Ingénieure paysagiste de formation, Florence Gindre bifurque en 2012 pour se lancer dans le métier de rédactrice et coach en écriture. Elle écrit également pour elle, et ses textes sont repérés par un éditeur en création. Le concept est attractif, et Florence se lance. Toutefois, la structure s'essouffle très vite, et les auteurs de la maison peinent à récupérer leurs droits. « L'expérience a été douloureuse, mais j'en garde au final un très bon souvenir. C'est de là que m'est venue l'envie de devenir éditrice, et de là que j'ai vu ce que je ne voulais surtout pas faire. »


Small is beautiful

Suite à cette première expérience et souhaitant évoluer dans son propre style, elle se lance dans l'écriture de romans pour la jeunesse. Sur une idée de son fils Thomas, elle commence la rédaction d'une histoire fantastique, Le Règne de l'empereur. En 2016, elle trouve un autre éditeur qui accepte de publier le premier tome. Bien que leurs relations soient bonnes, elle choisit de se former en parallèle au métier d'éditrice. Et c'est avant la parution du deuxième tome qu'elle décide de créer sa propre structure et de récupérer ses droits. Ses livres seront désormais publiés dans sa propre maison d'édition. Pour autant, Florence ne souhaite pas créer une entreprise d'autoédition, mais s'ouvrir à d'autres écrits et d'autres genres. C'est suivant cette conception qu'elle fonde « Marathon Éditions ».

Aujourd'hui, Marathon édite sept auteurs et compte 12 titres au catalogue, vendus entre 15 et 19 €. Les textes sont soumis à un comité de rédaction et sont méthodiquement sélectionnés. « Je préfère éditer peu et en très faible quantité pour être sûre d'avoir toujours assez de trésorerie pour les auteurs. Je ne pensais pas passer autant de temps à brasser des chiffres en étant éditrice… » C'est pourquoi Florence travaille en impression à la demande avec des tirages moyens de 100 exemplaires. Tous ses livres sont disponibles aussi bien en numérique qu'en format papier.

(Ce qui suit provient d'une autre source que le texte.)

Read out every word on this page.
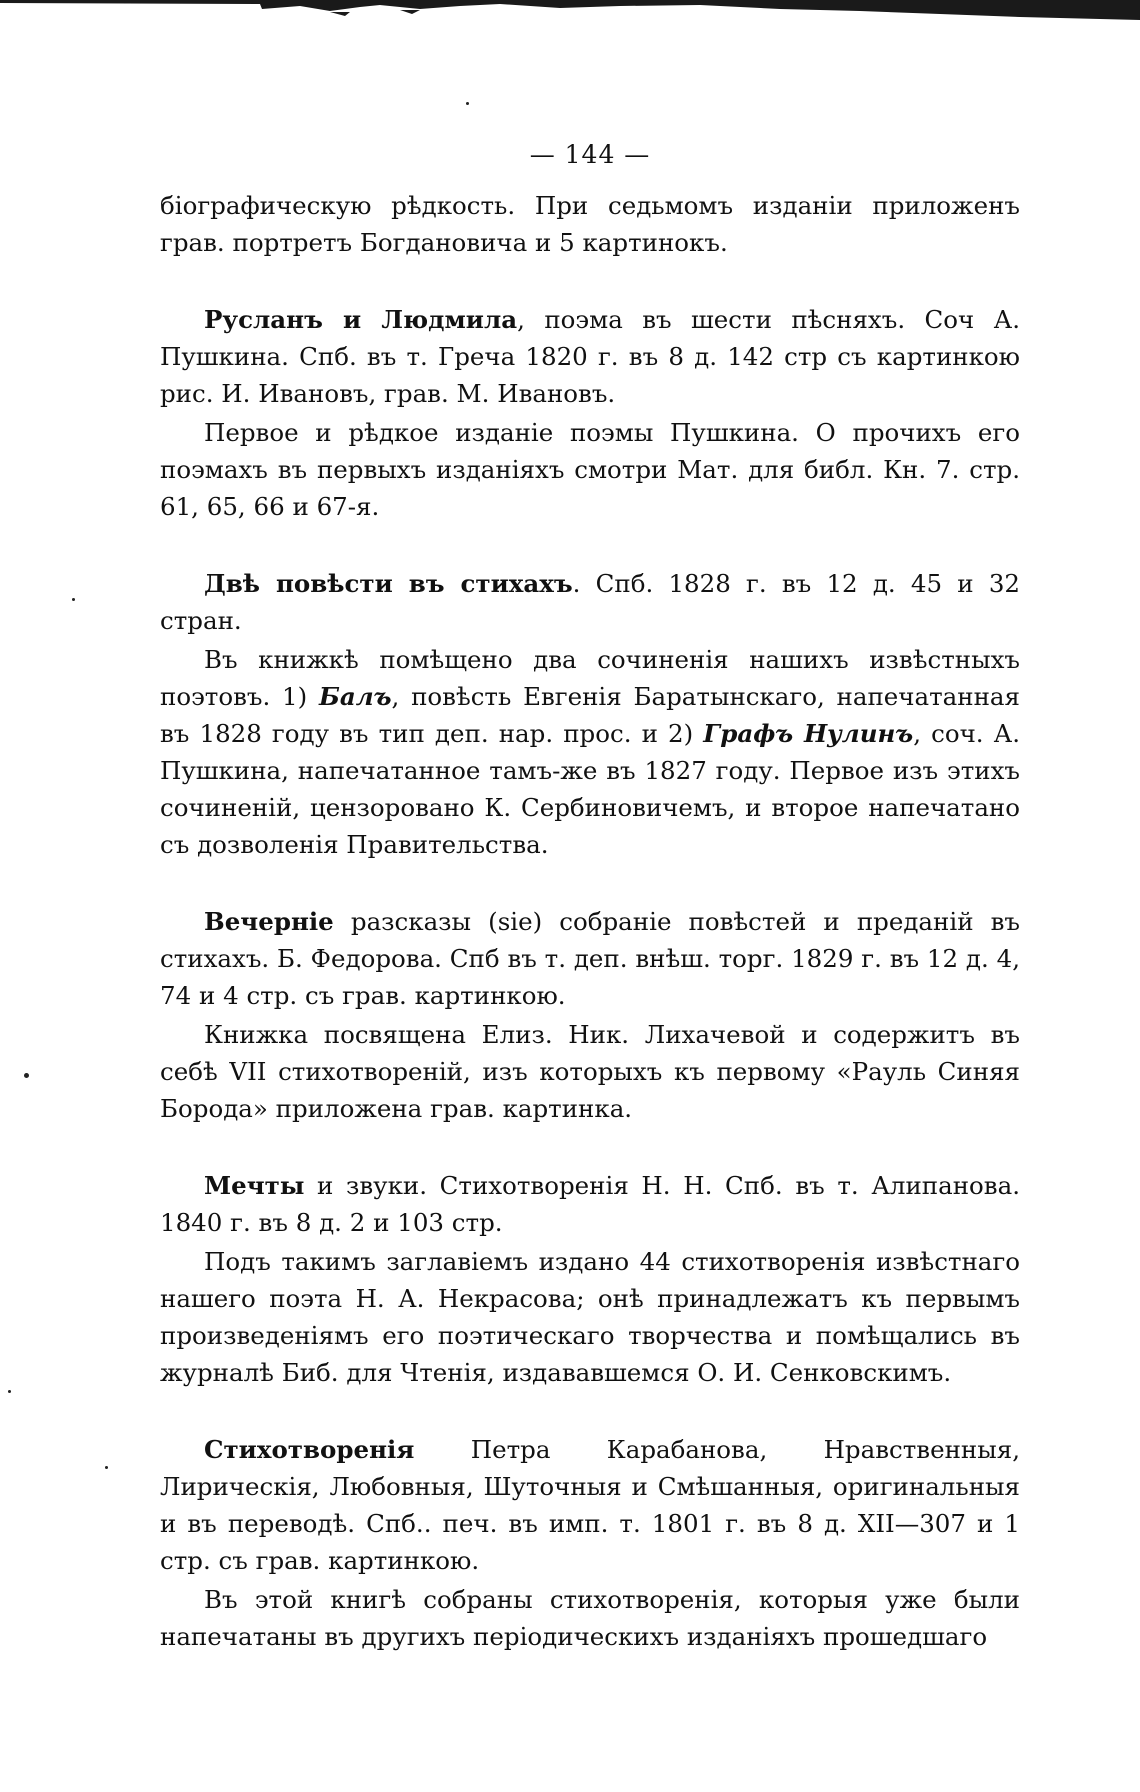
— 144 —

бiографическую рѣдкость. При седьмомъ изданiи приложенъ грав. портретъ Богдановича и 5 картинокъ.

Русланъ и Людмила, поэма въ шести пѣсняхъ. Соч А. Пушкина. Спб. въ т. Греча 1820 г. въ 8 д. 142 стр съ картинкою рис. И. Ивановъ, грав. М. Ивановъ.

Первое и рѣдкое изданiе поэмы Пушкина. О прочихъ его поэмахъ въ первыхъ изданiяхъ смотри Мат. для библ. Кн. 7. стр. 61, 65, 66 и 67-я.

Двѣ повѣсти въ стихахъ. Спб. 1828 г. въ 12 д. 45 и 32 стран.

Въ книжкѣ помѣщено два сочиненiя нашихъ извѣстныхъ поэтовъ. 1) Балъ, повѣсть Евгенiя Баратынскаго, напечатанная въ 1828 году въ тип деп. нар. прос. и 2) Графъ Нулинъ, соч. А. Пушкина, напечатанное тамъ-же въ 1827 году. Первое изъ этихъ сочиненiй, цензоровано К. Сербиновичемъ, и второе напечатано съ дозволенiя Правительства.

Вечернiе разсказы (sie) собранiе повѣстей и преданiй въ стихахъ. Б. Федорова. Спб въ т. деп. внѣш. торг. 1829 г. въ 12 д. 4, 74 и 4 стр. съ грав. картинкою.

Книжка посвящена Елиз. Ник. Лихачевой и содержитъ въ себѣ VII стихотворенiй, изъ которыхъ къ первому «Рауль Синяя Борода» приложена грав. картинка.

Мечты и звуки. Стихотворенiя Н. Н. Спб. въ т. Алипанова. 1840 г. въ 8 д. 2 и 103 стр.

Подъ такимъ заглавiемъ издано 44 стихотворенiя извѣстнаго нашего поэта Н. А. Некрасова; онѣ принадлежатъ къ первымъ произведенiямъ его поэтическаго творчества и помѣщались въ журналѣ Биб. для Чтенiя, издававшемся О. И. Сенковскимъ.

Стихотворенiя Петра Карабанова, Нравственныя, Лирическiя, Любовныя, Шуточныя и Смѣшанныя, оригинальныя и въ переводѣ. Спб.. печ. въ имп. т. 1801 г. въ 8 д. XII—307 и 1 стр. съ грав. картинкою.

Въ этой книгѣ собраны стихотворенiя, которыя уже были напечатаны въ другихъ перiодическихъ изданiяхъ прошедшаго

La diffusion, nerf de la guerre

Côté diffusion, l'éditrice gère tout elle-même, avec le concours de ses auteurs. Si les salons du livre, les réseaux sociaux et les plateformes en ligne génèrent le plus de ventes, ses titres sont également référencés dans quelques librairies : « En fait, dans quatre librairies en région et quelques-unes en France. Le travail de diffusion, physique tout au moins, est éprouvant. On n'est jamais sûr de l'accueil des libraires, et si tous les retours sont intéressants, c'est parfois compliqué de faire des centaines de kilomètres pour deux minutes d'entretien…  Au moins, le numérique et ses outils nous offrent une surface de surdiffusion plus large et permet de capter les communautés. »

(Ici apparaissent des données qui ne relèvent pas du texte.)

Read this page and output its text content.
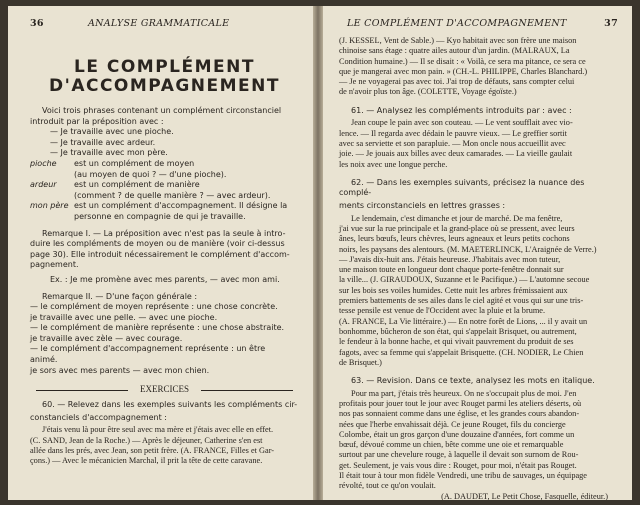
36	ANALYSE GRAMMATICALE
LE COMPLÉMENT
D'ACCOMPAGNEMENT

Voici trois phrases contenant un complément circonstanciel

introduit par la préposition avec :

— Je travaille avec une pioche.

— Je travaille avec ardeur.

— Je travaille avec mon père.

pioche	est un complément de moyen
(au moyen de quoi ? — d'une pioche).
ardeur	est un complément de manière
(comment ? de quelle manière ? — avec ardeur).
mon père est un complément d'accompagnement. Il désigne la
personne en compagnie de qui je travaille.

Remarque I. — La préposition avec n'est pas la seule à intro-

duire les compléments de moyen ou de manière (voir ci-dessus

page 30). Elle introduit nécessairement le complément d'accom-

pagnement.

Ex. : Je me promène avec mes parents, — avec mon ami.

Remarque II. — D'une façon générale :

— le complément de moyen représente : une chose concrète.

je travaille avec une pelle. — avec une pioche.

— le complément de manière représente : une chose abstraite.

je travaille avec zèle — avec courage.

— le complément d'accompagnement représente : un être

animé.

je sors avec mes parents — avec mon chien.

EXERCICES

60. — Relevez dans les exemples suivants les compléments cir-

constanciels d'accompagnement :

J'étais venu là pour être seul avec ma mère et j'étais avec elle en effet.

(C. SAND, Jean de la Roche.) — Après le déjeuner, Catherine s'en est

allée dans les prés, avec Jean, son petit frère. (A. FRANCE, Filles et Gar-

çons.) — Avec le mécanicien Marchal, il prit la tête de cette caravane.

LE COMPLÉMENT D'ACCOMPAGNEMENT	37

(J. KESSEL, Vent de Sable.) — Kyo habitait avec son frère une maison

chinoise sans étage : quatre ailes autour d'un jardin. (MALRAUX, La

Condition humaine.) — Il se disait : « Voilà, ce sera ma pitance, ce sera ce

que je mangerai avec mon pain. » (CH.-L. PHILIPPE, Charles Blanchard.)

— Je ne voyagerai pas avec toi. J'ai trop de défauts, sans compter celui

de n'avoir plus ton âge. (COLETTE, Voyage égoïste.)

61. — Analysez les compléments introduits par : avec :

Jean coupe le pain avec son couteau. — Le vent soufflait avec vio-

lence. — Il regarda avec dédain le pauvre vieux. — Le greffier sortit

avec sa serviette et son parapluie. — Mon oncle nous accueillit avec

joie. — Je jouais aux billes avec deux camarades. — La vieille gaulait

les noix avec une longue perche.

62. — Dans les exemples suivants, précisez la nuance des complé-

ments circonstanciels en lettres grasses :

Le lendemain, c'est dimanche et jour de marché. De ma fenêtre,

j'ai vue sur la rue principale et la grand-place où se pressent, avec leurs

ânes, leurs bœufs, leurs chèvres, leurs agneaux et leurs petits cochons

noirs, les paysans des alentours. (M. MAETERLINCK, L'Araignée de Verre.)

— J'avais dix-huit ans. J'étais heureuse. J'habitais avec mon tuteur,

une maison toute en longueur dont chaque porte-fenêtre donnait sur

la ville... (J. GIRAUDOUX, Suzanne et le Pacifique.) — L'automne secoue

sur les bois ses voiles humides. Cette nuit les arbres frémissaient aux

premiers battements de ses ailes dans le ciel agité et vous qui sur une tris-

tesse pensile est venue de l'Occident avec la pluie et la brume.

(A. FRANCE, La Vie littéraire.) — En notre forêt de Lions, ... il y avait un

bonhomme, bûcheron de son état, qui s'appelait Brisquet, ou autrement,

le fendeur à la bonne hache, et qui vivait pauvrement du produit de ses

fagots, avec sa femme qui s'appelait Brisquette. (CH. NODIER, Le Chien

de Brisquet.)

63. — Revision. Dans ce texte, analysez les mots en italique.

Pour ma part, j'étais très heureux. On ne s'occupait plus de moi. J'en

profitais pour jouer tout le jour avec Rouget parmi les ateliers déserts, où

nos pas sonnaient comme dans une église, et les grandes cours abandon-

nées que l'herbe envahissait déjà. Ce jeune Rouget, fils du concierge

Colombe, était un gros garçon d'une douzaine d'années, fort comme un

bœuf, dévoué comme un chien, bête comme une oie et remarquable

surtout par une chevelure rouge, à laquelle il devait son surnom de Rou-

get. Seulement, je vais vous dire : Rouget, pour moi, n'était pas Rouget.

Il était tour à tour mon fidèle Vendredi, une tribu de sauvages, un équipage

révolté, tout ce qu'on voulait.

(A. DAUDET, Le Petit Chose, Fasquelle, éditeur.)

Pour gagner un peu de temps, Florence vient de se rapprocher d'Hachette pour la distribution : « J'ai fait le choix du service sans retour possible. Je sais que pour les librairies c'est compliqué de s'engager sur des achats fermes, mais c'est impossible pour moi, dans mon économie actuelle, de jouer le jeu des 40 % de taux de retour. »


Animer pour exister

Depuis, tous ses week-ends sont dédiés aux salons, à l'organisation de tournées d'auteurs et au développement d'autres formes d'animations. Florence cherche toujours à intégrer des manifestations plus importantes : « C'est nécessaire pour mes auteurs. Sur les salons, dès que nos livres sont visibles, on les vend très bien. » 

Pour mieux se faire connaître, elle a également mis en place un concours de nouvelles : « Nous lançons chaque année un thème pour le concours. En 2019, c'était "L'école du futur". Nous recevons de nombreuses contributions que le comité de lecture se régale à lire. Nous publions ensuite un recueil de nouvelles que nous diffusons. »  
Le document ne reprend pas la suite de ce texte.